The one child per couple system has reduced the birth rate from 25 per 1,000 in the 1970s to 11 per 1,000 in 1993. According to official statistics, 80 per cent of urban couples limit themselves to one child. In rural areas, the average is still two.

"However, the fear is that if a whole generation are brought up as selfish, self-centred, little emperors and empresses the whole socialist system won't survive," said Dr David Wu, head of the department of anthropology at Hong Kong's Chinese University who has conducted extensive research in China comparing single children to those with siblings.

"The little emperor is egocentric and non-co-operative," said Jing Qicheng, a leading Chinese psychologist at the Academy of Sciences in Beijing. "Socialism is based on co-operation but we have these selfish little brats."

A huge expansion in kindergartens, nurseries and child care centres occurred in the 1980s, intended as an antidote to the spoiling that the Chinese fear is inevitable where four grandparents and two parents lavish attention on one child. In major cities, between 80 and 90 per cent of three to five year-olds now attend kindergarten.

In one recent study by Dr Wu which compared pre-school facilities in China, Japan and the US, 31 per cent of the Chinese interviewed said the most important thing for children to learn pre-school is concern for others, compared to 4 per cent in the US and 5 per cent in Japan.

Educationists from Japan and other Asian countries comment on how quiet and well-behaved the children are compared to other Asian kindergartens.

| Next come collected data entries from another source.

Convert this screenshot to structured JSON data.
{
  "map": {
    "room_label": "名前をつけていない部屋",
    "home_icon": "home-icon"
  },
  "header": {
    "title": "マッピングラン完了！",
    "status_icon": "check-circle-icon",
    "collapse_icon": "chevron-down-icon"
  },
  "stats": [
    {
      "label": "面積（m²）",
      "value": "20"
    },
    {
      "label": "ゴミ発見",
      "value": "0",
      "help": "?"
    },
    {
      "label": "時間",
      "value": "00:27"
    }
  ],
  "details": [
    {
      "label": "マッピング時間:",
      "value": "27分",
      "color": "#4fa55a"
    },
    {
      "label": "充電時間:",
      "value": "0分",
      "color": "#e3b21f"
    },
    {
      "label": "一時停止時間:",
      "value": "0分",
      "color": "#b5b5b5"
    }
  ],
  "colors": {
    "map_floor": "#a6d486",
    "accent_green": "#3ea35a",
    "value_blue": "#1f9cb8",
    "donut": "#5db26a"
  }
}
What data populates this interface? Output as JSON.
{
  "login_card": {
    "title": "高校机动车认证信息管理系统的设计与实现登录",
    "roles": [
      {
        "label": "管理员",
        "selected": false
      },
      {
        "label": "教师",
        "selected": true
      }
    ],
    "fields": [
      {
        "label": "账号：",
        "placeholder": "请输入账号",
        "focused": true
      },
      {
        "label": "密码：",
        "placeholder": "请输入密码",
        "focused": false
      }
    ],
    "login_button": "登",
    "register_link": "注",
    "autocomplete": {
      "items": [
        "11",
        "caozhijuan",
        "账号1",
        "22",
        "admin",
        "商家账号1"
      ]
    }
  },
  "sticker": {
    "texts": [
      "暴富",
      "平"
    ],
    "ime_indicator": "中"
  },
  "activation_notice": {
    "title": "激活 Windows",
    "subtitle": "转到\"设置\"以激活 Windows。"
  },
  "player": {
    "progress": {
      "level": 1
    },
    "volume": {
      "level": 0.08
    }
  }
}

Chinese kindergartens are extremely regimented and disciplined, with the teacher ruling in an almost authoritarian manner.

But many Western sociologists have been warning that over-reliance on such education methods to counteract the little emperor syndrome could be dangerous and ineffective.

Although Dr Wu's research, gathered from interviews with more than 2,000 families found that there was no real difference between single children and those with one or two siblings (those with more siblings now being almost impossible to find in China) there did seem to be differences between those who attended kindergartens and those who did not, apparently supporting the official view that education can counterbalance the problem.

But as Dr Wu pointed out, there is also a new phenomenon emerging among children: those who behave well at school but act in an anti-social manner at home. "It appears teachers are in charge at school, but children are in charge at home. They are learning double standards," said Dr Wu. This could point to a failure of the education system to counteract the negative aspects of the one-child system.

Magazines and TV dispense advice on how to discipline children for parents who do not wish to be too harsh on their only child.

The resurrection in the last five years by government-controlled publishing houses of many old Confucian texts, many forgotten since the Cultural Revolution, which deal with traditional child-rearing practices in order to help parents instil more discipline in their children, is some evidence that the government is beginning to realise that it will not be able to rely on schooling alone.